Non era semplicemente la correzione in un particolare campo della scienza: non significava
semplicemente correggere la cosmologia, ma significava cambiare totalmente la concezione
del mondo. Bruno concepisce l’universo infinito e parla di infiniti mondi, intuisce le
sconvolgenti conseguenze morali e religiose di questo nuovo universo e di questo nuovo
posto, che viene assegnato all’uomo. Da qui ne deriva la polemica fortissima contro chi vuole
restringere e falsificare la portata di Copernico, perché, in una prima fase, si parlava della
teoria copernicana come un’ipotesi matematica, ma non come una teoria filosofica, che
volesse dare un’immagine reale di un altro mondo: vi è, allora, una disperata e tragica difesa
da parte di Bruno dell’autonomia del sapere dalla religione.
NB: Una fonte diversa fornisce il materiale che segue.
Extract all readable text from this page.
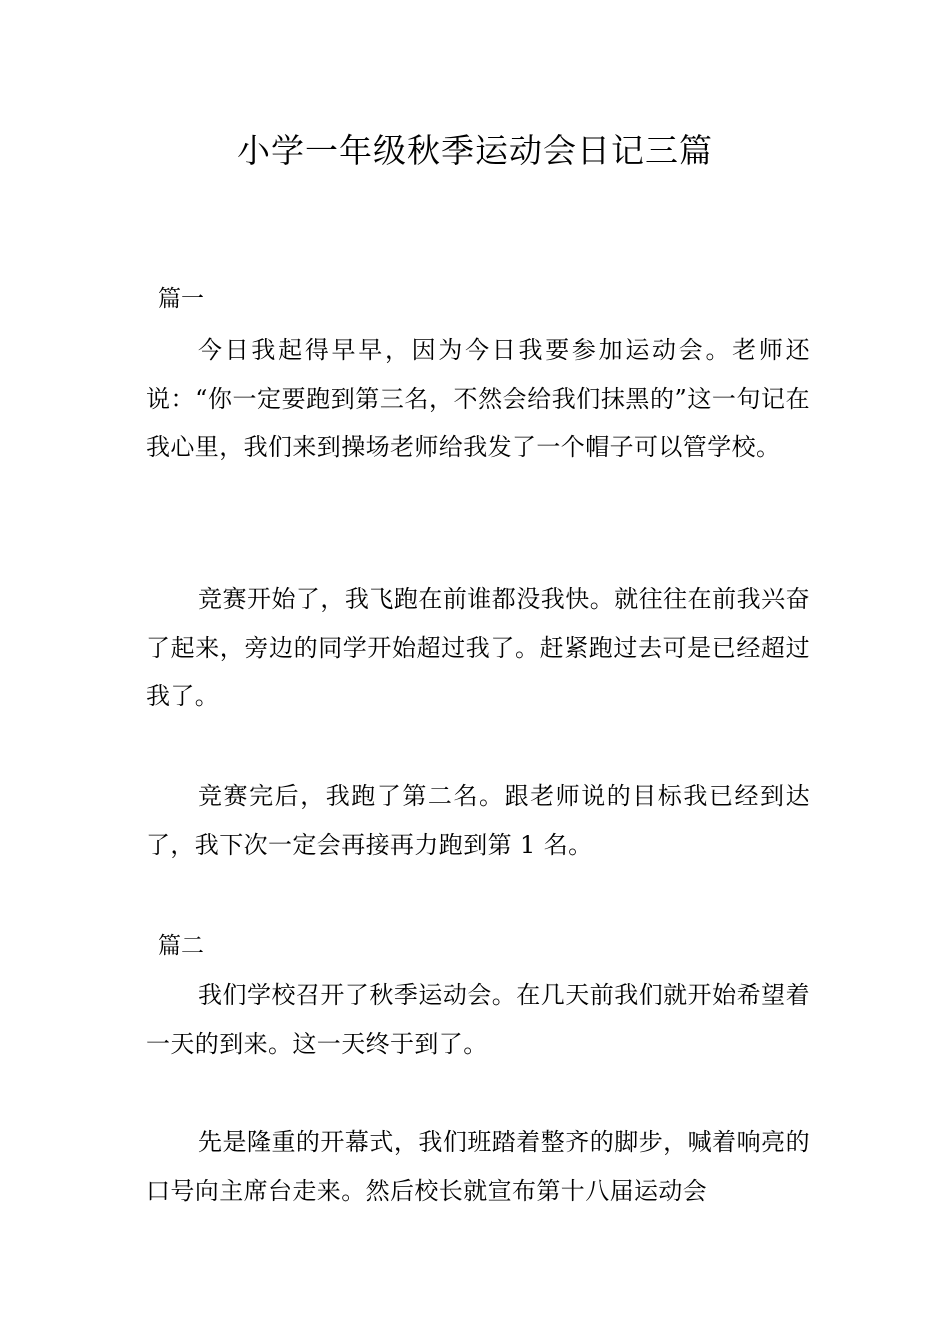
小学一年级秋季运动会日记三篇
篇一

今日我起得早早，因为今日我要参加运动会。老师还说：“你一定要跑到第三名，不然会给我们抹黑的”这一句记在我心里，我们来到操场老师给我发了一个帽子可以管学校。

竞赛开始了，我飞跑在前谁都没我快。就往往在前我兴奋了起来，旁边的同学开始超过我了。赶紧跑过去可是已经超过我了。

竞赛完后，我跑了第二名。跟老师说的目标我已经到达了，我下次一定会再接再力跑到第 1 名。

篇二

我们学校召开了秋季运动会。在几天前我们就开始希望着一天的到来。这一天终于到了。

先是隆重的开幕式，我们班踏着整齐的脚步，喊着响亮的口号向主席台走来。然后校长就宣布第十八届运动会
Nel febbraio del 1600, Giordano
Bruno fu arso vivo a Campo de’ Fiori, dopo 13 anni di prigionia a Venezia e qualche anno al
Sant’Uffizio di Roma.
Il libro di Copernico viene condannato e proibito il 5 marzo 1616 e il decreto ufficiale
condanna l’opera come contraria alla Sacra Scrittura: cioè, viene condannata la teoria
eliocentrica (pone il sole al centro dell’universo), perché sentita contraria alla Sacra Scrittura.
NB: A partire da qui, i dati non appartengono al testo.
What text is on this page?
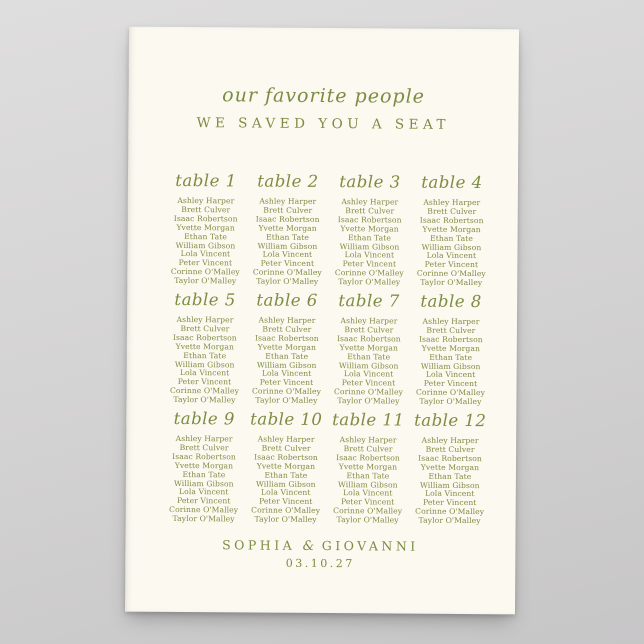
our favorite people
WE SAVED YOU A SEAT
table 1
Ashley Harper
Brett Culver
Isaac Robertson
Yvette Morgan
Ethan Tate
William Gibson
Lola Vincent
Peter Vincent
Corinne O'Malley
Taylor O'Malley
table 2
Ashley Harper
Brett Culver
Isaac Robertson
Yvette Morgan
Ethan Tate
William Gibson
Lola Vincent
Peter Vincent
Corinne O'Malley
Taylor O'Malley
table 3
Ashley Harper
Brett Culver
Isaac Robertson
Yvette Morgan
Ethan Tate
William Gibson
Lola Vincent
Peter Vincent
Corinne O'Malley
Taylor O'Malley
table 4
Ashley Harper
Brett Culver
Isaac Robertson
Yvette Morgan
Ethan Tate
William Gibson
Lola Vincent
Peter Vincent
Corinne O'Malley
Taylor O'Malley
table 5
Ashley Harper
Brett Culver
Isaac Robertson
Yvette Morgan
Ethan Tate
William Gibson
Lola Vincent
Peter Vincent
Corinne O'Malley
Taylor O'Malley
table 6
Ashley Harper
Brett Culver
Isaac Robertson
Yvette Morgan
Ethan Tate
William Gibson
Lola Vincent
Peter Vincent
Corinne O'Malley
Taylor O'Malley
table 7
Ashley Harper
Brett Culver
Isaac Robertson
Yvette Morgan
Ethan Tate
William Gibson
Lola Vincent
Peter Vincent
Corinne O'Malley
Taylor O'Malley
table 8
Ashley Harper
Brett Culver
Isaac Robertson
Yvette Morgan
Ethan Tate
William Gibson
Lola Vincent
Peter Vincent
Corinne O'Malley
Taylor O'Malley
table 9
Ashley Harper
Brett Culver
Isaac Robertson
Yvette Morgan
Ethan Tate
William Gibson
Lola Vincent
Peter Vincent
Corinne O'Malley
Taylor O'Malley
table 10
Ashley Harper
Brett Culver
Isaac Robertson
Yvette Morgan
Ethan Tate
William Gibson
Lola Vincent
Peter Vincent
Corinne O'Malley
Taylor O'Malley
table 11
Ashley Harper
Brett Culver
Isaac Robertson
Yvette Morgan
Ethan Tate
William Gibson
Lola Vincent
Peter Vincent
Corinne O'Malley
Taylor O'Malley
table 12
Ashley Harper
Brett Culver
Isaac Robertson
Yvette Morgan
Ethan Tate
William Gibson
Lola Vincent
Peter Vincent
Corinne O'Malley
Taylor O'Malley
SOPHIA & GIOVANNI
03.10.27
In realtà, l’attenzione della Chiesa si rivolge all’opera di Copernico solo nel momento in cui
entra in contrasto con Galilei. Il Sant’Uffizio diede comunicazione ufficiale e formale a
Galilei della condanna della teoria eliocentrica, proprio perché Galilei la insegnava e aveva
esplicitamente detto di seguire la teoria eliocentrica, diffidandolo dal continuare ad insegnare
dottrine condannate dalla Chiesa di Roma. Nel 1616, venne fatto questa sorta di avvertimento
nei confronti di Galilei di non continuare più a insegnare la teoria eliocentrica, perché teoria
condannata dalla Chiesa.
Galilei si pose il problema su come considerare il testo Sacro e la lettura della Bibbia: se i
passi biblici vanno intesi in senso letterale o in senso figurato e metaforico. Galilei tentò di
sostenere che, in realtà, i passi che andavano a contrastare teorie scientifiche erano parole o
parabole, che erano state utilizzate da Gesù per parlare al volgo, alle persone comune e che
non andavano, quindi, prese alla lettera. Ad esempio, il famoso passo di Giosuè, che diceva
<<Fermati, o sole>>, creava il problema dell’impossibilità del movimento del sole, che
andava a contrastare con la teoria eliocentrica e copernicana. La Chiesa di Roma non accettò
questo suo modo di pensare, tanto che il Concilio di Trento si espresse per l’interpretazione
letterale del testo. Galilei, nonostante il decreto di condanna dell’opera di Copernico e della
teoria eliocentrica, pubblicò nel 1632 il famoso “Dialogo sopra i due massimi sistemi del
mondo”, cioè, il sistema tolemaico e il sistema copernicano. C’era un’immagine nell’opera di
Galilei, nella quale venivano rappresentati Aristotele, il quale rappresenta l’antico, Tolomeo e
Copernico, i quali tengono in mano degli strumenti astronomici. Galilei sosteneva che la
teoria copernicana non era un’ipotesi, ma trasformava da ipotesi a realtà oggettiva e fisica
questa struttura del mondo, che rappresentava un vero e proprio rovesciamento della
concezione tradizionale. Nel 1633, Galilei fu condannato dal Sant’Uffizio, un anno dopo la
pubblicazione del Dialogo, che entra negli indici dei libri proibiti nel 1634 e ci rimase fino al
1822 (fino a quel momento, la Chiesa considerava l’opera di Galilei pericolosa e da non
leggere). Galilei sarà costretto alla famosa abiura, ad abiurare la teoria copernicana: ciò
avverrà nella Chiesa di Santa Maria sopra Minerva (fuori ha una facciata rinascimentale e
dentro ha uno stile gotico), che si trova dietro la biblioteca Casanatense.